Complications of poor data presentation

While "complications" is a clinical word, in biostatistics the analogous pitfalls are:

  • Misleading axes (truncated y-axis exaggerating differences).
  • Inappropriate chart (pie chart for time-series, 3-D charts distorting area).
  • Ecological fallacy when group-level data are applied to individuals.
  • Overlapping/unequal class intervals distorting a histogram.
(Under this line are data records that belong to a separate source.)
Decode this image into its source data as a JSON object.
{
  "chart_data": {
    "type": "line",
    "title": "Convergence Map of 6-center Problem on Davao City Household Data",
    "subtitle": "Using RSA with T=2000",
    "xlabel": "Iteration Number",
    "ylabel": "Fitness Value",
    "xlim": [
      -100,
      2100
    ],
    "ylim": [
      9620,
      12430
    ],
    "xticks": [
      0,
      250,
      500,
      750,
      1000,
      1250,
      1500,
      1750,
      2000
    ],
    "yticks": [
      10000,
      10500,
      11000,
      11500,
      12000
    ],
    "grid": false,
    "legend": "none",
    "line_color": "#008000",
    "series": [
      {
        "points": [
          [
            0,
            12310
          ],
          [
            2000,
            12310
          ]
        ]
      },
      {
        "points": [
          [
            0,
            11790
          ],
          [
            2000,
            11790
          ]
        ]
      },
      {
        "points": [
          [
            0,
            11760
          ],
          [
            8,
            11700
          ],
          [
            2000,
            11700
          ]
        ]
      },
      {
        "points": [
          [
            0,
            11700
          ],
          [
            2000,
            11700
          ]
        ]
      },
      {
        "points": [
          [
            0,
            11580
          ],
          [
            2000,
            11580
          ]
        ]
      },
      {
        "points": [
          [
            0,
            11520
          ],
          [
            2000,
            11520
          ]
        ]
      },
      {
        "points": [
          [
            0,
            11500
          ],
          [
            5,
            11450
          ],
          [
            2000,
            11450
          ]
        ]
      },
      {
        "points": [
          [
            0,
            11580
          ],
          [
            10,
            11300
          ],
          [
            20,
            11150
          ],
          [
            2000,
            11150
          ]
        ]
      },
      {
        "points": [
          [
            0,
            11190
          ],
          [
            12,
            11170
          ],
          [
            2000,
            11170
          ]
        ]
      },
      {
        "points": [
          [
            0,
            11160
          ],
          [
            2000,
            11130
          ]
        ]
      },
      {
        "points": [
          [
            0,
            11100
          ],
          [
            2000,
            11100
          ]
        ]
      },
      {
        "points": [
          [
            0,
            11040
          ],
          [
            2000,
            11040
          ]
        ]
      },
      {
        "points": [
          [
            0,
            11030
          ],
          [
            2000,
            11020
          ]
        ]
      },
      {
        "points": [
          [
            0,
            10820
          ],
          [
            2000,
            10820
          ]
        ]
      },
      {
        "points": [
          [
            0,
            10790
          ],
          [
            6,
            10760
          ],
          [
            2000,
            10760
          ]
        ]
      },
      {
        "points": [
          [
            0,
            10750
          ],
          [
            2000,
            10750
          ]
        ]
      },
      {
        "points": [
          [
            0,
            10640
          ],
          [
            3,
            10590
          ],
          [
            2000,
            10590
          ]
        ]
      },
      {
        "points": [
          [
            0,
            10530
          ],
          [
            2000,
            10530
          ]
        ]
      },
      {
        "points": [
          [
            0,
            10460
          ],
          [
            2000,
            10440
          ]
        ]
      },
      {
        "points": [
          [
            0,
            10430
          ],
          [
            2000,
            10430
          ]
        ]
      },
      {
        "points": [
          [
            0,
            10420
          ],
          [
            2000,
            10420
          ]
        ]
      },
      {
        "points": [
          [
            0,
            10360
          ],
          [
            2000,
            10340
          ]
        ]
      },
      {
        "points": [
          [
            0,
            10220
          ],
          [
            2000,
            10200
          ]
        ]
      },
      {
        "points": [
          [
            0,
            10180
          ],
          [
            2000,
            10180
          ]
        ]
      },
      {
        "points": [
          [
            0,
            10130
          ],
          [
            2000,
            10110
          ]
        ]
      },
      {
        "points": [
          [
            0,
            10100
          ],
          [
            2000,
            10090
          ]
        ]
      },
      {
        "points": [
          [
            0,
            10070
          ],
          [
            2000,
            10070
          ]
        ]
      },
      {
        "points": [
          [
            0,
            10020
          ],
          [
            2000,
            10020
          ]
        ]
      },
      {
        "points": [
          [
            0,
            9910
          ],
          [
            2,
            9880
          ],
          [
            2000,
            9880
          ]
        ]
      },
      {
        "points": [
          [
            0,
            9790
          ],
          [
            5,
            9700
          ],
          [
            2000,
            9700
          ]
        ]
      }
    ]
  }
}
Recently asked / exam angle

  • "Which graph for presenting blood groups in a class?"Bar chart (or pie chart for proportions); blood group is nominal.
  • "Best measure of central tendency for serum bilirubin (right-skewed)?"Median.
  • "Temperature in °C is which type of data?"Interval (no true zero).
  • "In a positively skewed distribution, the relation is?"Mean > Median > Mode.
  • "Mean ± 2 SD covers what % of normal distribution?" → ~95% (1.96 SD).
  • "Graph used to detect an outlier / compare medians?"Box-and-whisker plot.
  • "Which is unaffected by extreme values — mean, median, mode, range?"Median (and mode); mean & range are affected.
  • "Coefficient of variation is used to?"Compare variability between two different units/series.
  • "Histogram is used for ___ data?"Continuous (quantitative).
  • "Standard error of mean depends on?" → SD and sample size (1/√n).
  • "Epidemic curve with a single peak indicates?"Point/common-source outbreak.
  • "Divides data into 100 equal parts?"Percentiles.

Rapid revision

  1. NOIR scale: Nominal → Ordinal → Interval → Ratio (rising information content).
  2. True zero distinguishes Ratio (weight, BP, age) from Interval (°C, IQ, calendar year); Kelvin = ratio.
  3. Mode → nominal, Median → ordinal/skewed, Mean → symmetric ratio data.
  4. Mean is the most affected by outliers; median and mode are robust.
  5. Positive (right) skew: Mean > Median > Mode; tail to the right (e.g., income, hospital stay).
  6. Negative (left) skew: Mean < Median < Mode; tail to the left.
  7. Normal curve: Mean = Median = Mode; 68 / 95 / 99.7% within 1 / 2 / 3 SD.
  8. Normal reference range = Mean ± 1.96 SD (~95%).
  9. SD = spread of observations; SEM = SD/√n = precision of mean (decreases with larger n).
  10. CV = (SD/Mean) × 100 — unitless, compares variability across different scales.
  11. Histogram (continuous, bars touch) vs Bar chart (categorical, bars separated); Pie chart for proportions of a whole.
  12. Scatter plot → correlation between two continuous variables; Box plot → median, IQR, outliers; Ogive → percentiles/median.